The rainbow-shaped installation is called the People's Friendship Arch and was gifted to Ukraine by the Soviet government in 1982 as a symbol of the relationship between the Russia and Ukraine.

The arch has become increasingly controversial over the years, as tensions have risen. After Russia invaded Crimea in 2014, for example, activists painted a large crack across the top. And now, as Russia wages all-out war in Ukraine, locals are split on what to do with it.

When NPR's Scott Detrow spoke to Kyiv residents earlier this month about what should happen to the arch, one wanted it preserved as a reminder of the war while another offered a suggestion that wasn't exactly fit for the airwaves.

On Monday, Kyiv Mayor Vitali Klitschko announced that a decision had been made.

He said that the statue of the men will be dismantled but that the arch will remain standing, with some alterations: It will be renamed and highlighted with the colors of the Ukrainian flag.

"This week we will dismantle a bronze sculpture of two workers, erected in 1982 'to commemorate the reunification of Ukraine with Russia,' " Klitschko said, according to CNN. "The eight meters of metal of the so-called 'friendship of two peoples' will be removed from the center of Kyiv."

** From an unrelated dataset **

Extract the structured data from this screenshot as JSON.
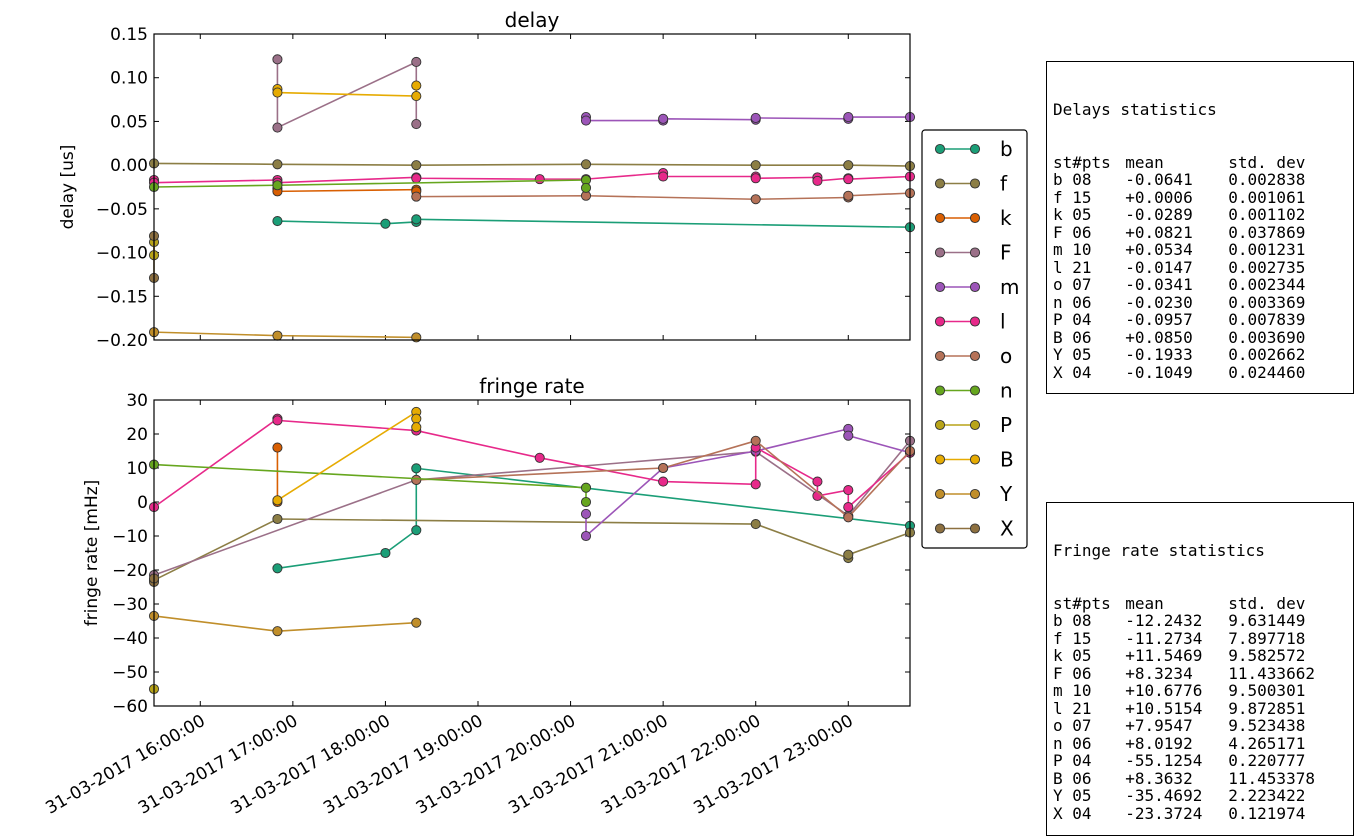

The dismantling of the sculpture is scheduled to finish by the end of Tuesday, he said.

The Friendship Arch isn't the only Kyiv monument that officials are hoping to reclaim these days.

On Monday, the secretary of the Kyiv City Council told a Ukrainian newspaper that it will change the names of streets linked to Russia and Belarus. Volodymyr Bondarenko said there are 279 streets and 60 objects, such as memorials and plaques, that fit the bill in Kyiv, according to Polish news site TVP World.

He said city residents can submit suggestions for streets to be renamed and objects to be removed by May 1, although it will take longer for the signs with street names to actually be removed as "this is not the time for such actions."

"No one intends to take books of Russian classical authors down from library shelves or forbid people to attend concerts of Rachmaninoff," he said. "But the matter of street names and memorials needs to be brought to a close."